I rented a cozy apartment in Algiers Point, a white enclave in a predominantly black neighborhood where those eleven guys were murdered trying to get to dry ground during Katrina. On a Sunday, I rode the free ferry across the Mississippi into the French Quarter. A fragile, elderly woman decorated in black and gold Saints pins walked with a cane onto the ferry.
“How’d the Saints do today?” I asked her.
“We kicked some ass baby,” she said. I ran on the levy along the brown river every afternoon to the sound of cicadas and filled the gap in my heart with New Orleans and made it my home. In Algiers Point, I finished my thesis paper for school. I wrote a lecture. I handed in my final manuscript. I ate crawfish and lap danced and paid my bills and stayed a lot longer than I’d planned. I allowed my grief to leak into my writing. I began to heal from the loss of my Mom. I finished grad school.
When the Saints returned from playing away games, thirty thousand locals welcomed their team at the airport. New Orleans has a higher crime rate than any other city in the U.S., but during Saint’s games, there were no murders and the crime rate plummeted.
One night at Visions, two huge guys came into the bar and sat down. Thighs like concrete blocks. Necks big as my waist. Bandanas tied around their foreheads. I figured these guys were trouble. Drug dealers. “What do you do?” I asked one of them. They looked at each other. One shrugged.
“How old are you?” He took my jaw in his hands and moved it side to side. “Don’t tell me. You’re 32.”
“Wow. You’re good,” I said. I was actually pushing thirty-eight.
“You just won yourself a topless dance,” I said. Later, in the dressing room, the girls were a-flutter. “That’s number 97 and number 99!” one girl squealed and showed me the guys bio’s on her phone.
When the Saints played the Vikings in the playoffs, we strippers held hands and stared up at the TV and prayed for yardage. The game was tied which meant that the first team to score was going to the Super bowl. The way to determine who got the ball first was a coin toss.
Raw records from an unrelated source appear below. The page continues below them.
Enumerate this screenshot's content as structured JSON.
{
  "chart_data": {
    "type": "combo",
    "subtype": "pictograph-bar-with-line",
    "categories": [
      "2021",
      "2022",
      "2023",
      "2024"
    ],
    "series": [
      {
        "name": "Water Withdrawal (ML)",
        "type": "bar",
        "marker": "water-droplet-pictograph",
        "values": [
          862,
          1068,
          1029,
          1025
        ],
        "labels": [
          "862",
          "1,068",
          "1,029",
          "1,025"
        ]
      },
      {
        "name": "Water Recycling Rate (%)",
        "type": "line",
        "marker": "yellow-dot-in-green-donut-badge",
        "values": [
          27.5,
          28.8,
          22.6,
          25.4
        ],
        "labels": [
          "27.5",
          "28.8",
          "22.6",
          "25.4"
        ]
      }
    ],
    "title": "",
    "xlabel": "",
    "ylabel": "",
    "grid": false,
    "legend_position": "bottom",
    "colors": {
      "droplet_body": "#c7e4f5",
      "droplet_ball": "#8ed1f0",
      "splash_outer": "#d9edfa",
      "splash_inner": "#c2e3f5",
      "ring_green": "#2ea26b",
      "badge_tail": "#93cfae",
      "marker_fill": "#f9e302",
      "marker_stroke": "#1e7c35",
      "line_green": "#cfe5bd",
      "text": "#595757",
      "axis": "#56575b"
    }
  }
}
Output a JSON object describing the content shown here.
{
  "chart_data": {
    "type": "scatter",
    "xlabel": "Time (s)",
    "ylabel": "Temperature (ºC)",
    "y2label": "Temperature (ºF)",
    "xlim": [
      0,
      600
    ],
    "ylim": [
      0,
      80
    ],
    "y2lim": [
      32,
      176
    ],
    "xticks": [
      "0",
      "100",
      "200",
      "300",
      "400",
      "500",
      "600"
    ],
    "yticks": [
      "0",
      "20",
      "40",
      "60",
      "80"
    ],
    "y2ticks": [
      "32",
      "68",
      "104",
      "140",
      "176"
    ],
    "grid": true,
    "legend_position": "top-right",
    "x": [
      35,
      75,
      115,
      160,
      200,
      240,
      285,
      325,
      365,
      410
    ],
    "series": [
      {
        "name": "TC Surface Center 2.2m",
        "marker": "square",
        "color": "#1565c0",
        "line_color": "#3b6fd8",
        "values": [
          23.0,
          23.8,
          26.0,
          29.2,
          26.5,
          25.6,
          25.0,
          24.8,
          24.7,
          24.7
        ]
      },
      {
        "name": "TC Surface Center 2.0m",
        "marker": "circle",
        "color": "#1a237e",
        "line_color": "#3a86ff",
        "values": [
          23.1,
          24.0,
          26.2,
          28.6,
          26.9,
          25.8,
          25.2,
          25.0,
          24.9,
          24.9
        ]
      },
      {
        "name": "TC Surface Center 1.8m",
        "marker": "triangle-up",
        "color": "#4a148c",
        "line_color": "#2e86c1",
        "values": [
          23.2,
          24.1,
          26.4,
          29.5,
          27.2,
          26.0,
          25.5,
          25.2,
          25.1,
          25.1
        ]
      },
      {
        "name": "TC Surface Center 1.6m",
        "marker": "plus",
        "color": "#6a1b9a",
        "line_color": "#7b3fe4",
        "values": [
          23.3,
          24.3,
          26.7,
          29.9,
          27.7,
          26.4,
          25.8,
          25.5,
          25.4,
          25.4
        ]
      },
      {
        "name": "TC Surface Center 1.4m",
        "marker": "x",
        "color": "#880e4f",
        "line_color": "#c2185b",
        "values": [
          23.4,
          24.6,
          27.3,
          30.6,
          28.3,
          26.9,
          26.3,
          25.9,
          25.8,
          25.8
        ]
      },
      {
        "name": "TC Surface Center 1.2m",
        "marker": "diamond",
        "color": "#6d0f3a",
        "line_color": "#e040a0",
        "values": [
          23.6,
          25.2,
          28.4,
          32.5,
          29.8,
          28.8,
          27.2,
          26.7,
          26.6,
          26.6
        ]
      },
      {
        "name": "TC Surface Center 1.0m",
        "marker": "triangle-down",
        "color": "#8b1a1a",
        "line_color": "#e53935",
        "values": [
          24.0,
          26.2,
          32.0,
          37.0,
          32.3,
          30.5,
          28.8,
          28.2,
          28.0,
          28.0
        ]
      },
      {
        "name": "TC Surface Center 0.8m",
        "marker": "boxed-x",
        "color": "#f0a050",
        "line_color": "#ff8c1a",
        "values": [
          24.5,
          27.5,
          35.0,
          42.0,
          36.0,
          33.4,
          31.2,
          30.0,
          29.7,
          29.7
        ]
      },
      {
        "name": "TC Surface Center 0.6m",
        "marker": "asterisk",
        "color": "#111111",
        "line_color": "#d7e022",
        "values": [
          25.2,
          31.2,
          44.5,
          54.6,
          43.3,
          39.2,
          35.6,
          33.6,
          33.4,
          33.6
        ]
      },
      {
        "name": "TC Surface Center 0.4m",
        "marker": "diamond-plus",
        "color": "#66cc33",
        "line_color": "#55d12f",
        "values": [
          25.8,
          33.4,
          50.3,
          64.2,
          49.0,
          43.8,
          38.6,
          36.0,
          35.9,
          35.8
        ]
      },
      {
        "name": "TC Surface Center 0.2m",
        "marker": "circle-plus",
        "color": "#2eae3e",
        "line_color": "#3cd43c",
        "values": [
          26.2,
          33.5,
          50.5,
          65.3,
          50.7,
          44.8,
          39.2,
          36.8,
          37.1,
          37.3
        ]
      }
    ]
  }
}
The coin toss has always been controversial because the stakes are high and the game is left entirely to chance, which is the same thing as magic. “Have faith,” Christy said, looking at the screen and grasping my hand tight. The referee tossed the coin and the Saints won; the spirit of New Orleans changed the game, the magic belonged to New Orleans. The Saints kicked a field goal, pushing ahead three points for the victory. All of us screamed and jumped and hugged. The bartenders, security guards, floor managers and customers all held their bellies and cried, doubled over in gushing, full bodied joy, with tears rolling down their cheeks. The Saint’s had never been to a Super Bowl. Ever. There were parades all night in the streets and I danced in the club until the sun came up.
>In 2010, the New Orleans Super Dome was given a paintjob to restore the luster of its original “champagne bronze” color. The renovation repaired the damage that occurred during Katrina. The Dome was also given new windows, allowing views into and out of the building and it has a shiny, gold metallic skin, without a trace of damage, but I know it’s there bubbling inside of the joy, glistening like a blazing sun.
Antonia Crane is a sex worker and freelance journalist from Humboldt County. Her essays have appeared in Black Clock, Word Riot, The Whistling Fire, The Coachella Review, Diverse Voices Quarterly, Rumpus Women Vol 1 and lots of other places. She is contributing columnist for The Rumpus and has been working hard on her memoir, SPENT. She lives in Los Angeles with her cats and earns her keep pole dancing in New Orleans. She holds an MFA from Antioch and she blogs at antoniacrane.com.